Published on

Using Zeek to Analyze POP3 Protocol (1)

Authors
  • avatar
    Name
    Morphy Chan
    Twitter

Zeek's core functionality is parsing various network protocols and writing the parsed content into log files. The current Zeek LTS 4.0.0 version does not provide a default POP3 protocol parsing script. This post discusses how to use Zeek to analyze POP3 protocol.

Although Zeek doesn't provide a default POP3 script, it does offer POP3 parsing APIs 1, mainly:

  • pop3_request: parses client request commands sent to the server
  • pop3_reply: parses server response commands
  • pop3_data: parses the data content in server responses

Let's first examine the parsing results of these APIs. Here's a script that prints the request and reply parameters:

event  pop3_request(c: connection, is_orig: bool, command: string, arg: string)
{
    print fmt("request: cmd: %s, arg: %s", command, arg);
}

event pop3_reply(c: connection, is_orig: bool, cmd: string, msg: string)
{
    print fmt("reply: cmd: %s, msg: %s", cmd, msg);
}

Using this script to parse a pcap file containing a POP3 test email:

$ zeek -Cr pop3.pcap ../../script/pop3/

The output:

reply: cmd: OK, msg: Dovecot ready.
request: cmd: CAPA, arg:
reply: cmd: OK, msg:
request: cmd: AUTH, arg: PLAIN
reply: cmd: OK, msg: Logged in.
request: cmd: STAT, arg:
reply: cmd: OK, msg: 2 1242
request: cmd: LIST, arg:
reply: cmd: OK, msg: 2 messages:
request: cmd: UIDL, arg:
reply: cmd: OK, msg:
request: cmd: RETR, arg: 2
reply: cmd: OK, msg: 760 octets
request: cmd: QUIT, arg:
reply: cmd: OK, msg: Logging out.

We can see that pop3_request and pop3_reply parse POP3 request and response commands chronologically. A few notable pairs:

request: cmd: LIST, arg: reply: cmd: OK, msg: 2 messages:

  • Requests listing of user's emails; the response indicates 2 emails exist.

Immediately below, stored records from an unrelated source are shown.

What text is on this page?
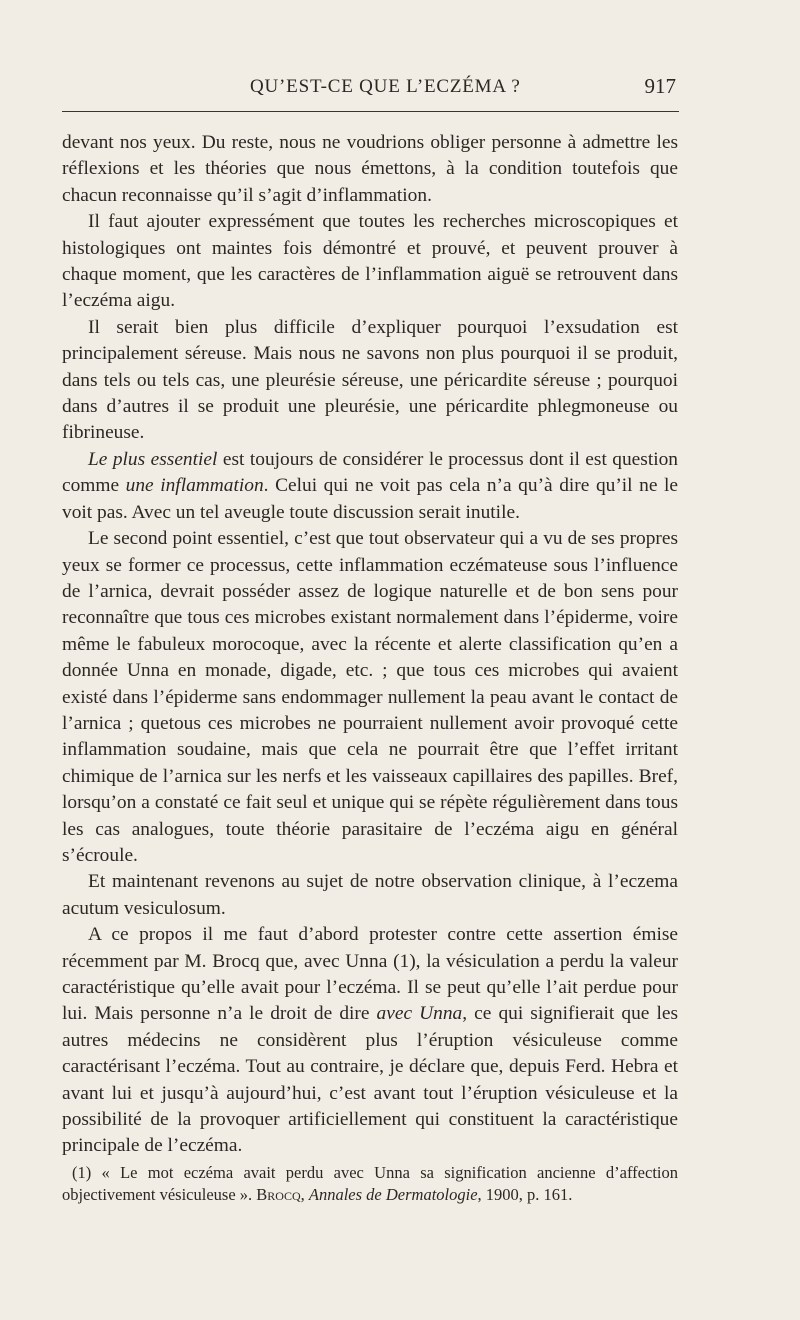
QU’EST-CE QUE L’ECZÉMA ?	917

devant nos yeux. Du reste, nous ne voudrions obliger personne à admettre les réflexions et les théories que nous émettons, à la condition toutefois que chacun reconnaisse qu’il s’agit d’inflammation.

Il faut ajouter expressément que toutes les recherches microscopiques et histologiques ont maintes fois démontré et prouvé, et peuvent prouver à chaque moment, que les caractères de l’inflammation aiguë se retrouvent dans l’eczéma aigu.

Il serait bien plus difficile d’expliquer pourquoi l’exsudation est principalement séreuse. Mais nous ne savons non plus pourquoi il se produit, dans tels ou tels cas, une pleurésie séreuse, une péricardite séreuse ; pourquoi dans d’autres il se produit une pleurésie, une péricardite phlegmoneuse ou fibrineuse.

Le plus essentiel est toujours de considérer le processus dont il est question comme une inflammation. Celui qui ne voit pas cela n’a qu’à dire qu’il ne le voit pas. Avec un tel aveugle toute discussion serait inutile.

Le second point essentiel, c’est que tout observateur qui a vu de ses propres yeux se former ce processus, cette inflammation eczémateuse sous l’influence de l’arnica, devrait posséder assez de logique naturelle et de bon sens pour reconnaître que tous ces microbes existant normalement dans l’épiderme, voire même le fabuleux morocoque, avec la récente et alerte classification qu’en a donnée Unna en monade, digade, etc. ; que tous ces microbes qui avaient existé dans l’épiderme sans endommager nullement la peau avant le contact de l’arnica ; quetous ces microbes ne pourraient nullement avoir provoqué cette inflammation soudaine, mais que cela ne pourrait être que l’effet irritant chimique de l’arnica sur les nerfs et les vaisseaux capillaires des papilles. Bref, lorsqu’on a constaté ce fait seul et unique qui se répète régulièrement dans tous les cas analogues, toute théorie parasitaire de l’eczéma aigu en général s’écroule.

Et maintenant revenons au sujet de notre observation clinique, à l’eczema acutum vesiculosum.

A ce propos il me faut d’abord protester contre cette assertion émise récemment par M. Brocq que, avec Unna (1), la vésiculation a perdu la valeur caractéristique qu’elle avait pour l’eczéma. Il se peut qu’elle l’ait perdue pour lui. Mais personne n’a le droit de dire avec Unna, ce qui signifierait que les autres médecins ne considèrent plus l’éruption vésiculeuse comme caractérisant l’eczéma. Tout au contraire, je déclare que, depuis Ferd. Hebra et avant lui et jusqu’à aujourd’hui, c’est avant tout l’éruption vésiculeuse et la possibilité de la provoquer artificiellement qui constituent la caractéristique principale de l’eczéma.

(1) « Le mot eczéma avait perdu avec Unna sa signification ancienne d’affection objectivement vésiculeuse ». Brocq, Annales de Dermatologie, 1900, p. 161.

request: cmd: RETR, arg: 2 reply: cmd: OK, msg: 760 octets

  • Requests the 2nd email; the response confirms success with 760 bytes of data.

pop3_request and pop3_reply parse POP3 commands. Next, let's test the email content parsing by adding a pop3_data handler to the script:

event  pop3_data(c: connection, is_orig: bool, data: string)
{
    print fmt("data: %s",data);
}

Parsing result:

...

request: cmd: RETR, arg: 2
reply: cmd: OK, msg: 760 octets
data: Return-Path: <lisi@localdomain.com>
data: X-Original-To: zhangsan@localdomain.com
data: Delivered-To: zhangsan@localdomain.com
data: Received: from [192.168.153.18] (unknown [192.168.153.18])
data: by localhost.localdomain.com (Postfix) with ESMTP id 3B96EA37B5
data: for <zhangsan@localdomain.com>; Fri, 5 Mar 2021 23:00:46 -0500 (EST)
data: To: zhangsan@localdomain.com
data: From: lisi <lisi@localdomain.com>
data: Subject: This is a test mail
data: Message-ID: <7ea7b5a3-3e76-ceee-2a49-a9ab81d5cc4c@localdomain.com>
data: Date: Fri, 5 Mar 2021 23:00:37 -0500
data: User-Agent: Mozilla/5.0 (X11; Linux x86_64; rv:78.0) Gecko/20100101
data: Thunderbird/78.7.1
data: MIME-Version: 1.0
data: Content-Type: text/plain; charset=utf-8; format=flowed
data: Content-Transfer-Encoding: 7bit
data: Content-Language: en-US
data:
data: Hello zhangsan
data:
request: cmd: QUIT, arg:
reply: cmd: OK, msg: Logging out.

As we can see, pop3_data parses the complete email content as multi-line strings, including all header fields and the body.

Combining the results of all three APIs, Zeek's POP3 parsing output follows a chronological, multi-line string format, as illustrated below:

zeek_pop3_api

Figure 1: Zeek API parsing POP3

Therefore, developing a POP3 parsing script essentially means analyzing email content patterns within these multi-line strings produced by the APIs, and extracting the relevant email fields accordingly.

Footnotes

  1. zeek-pop3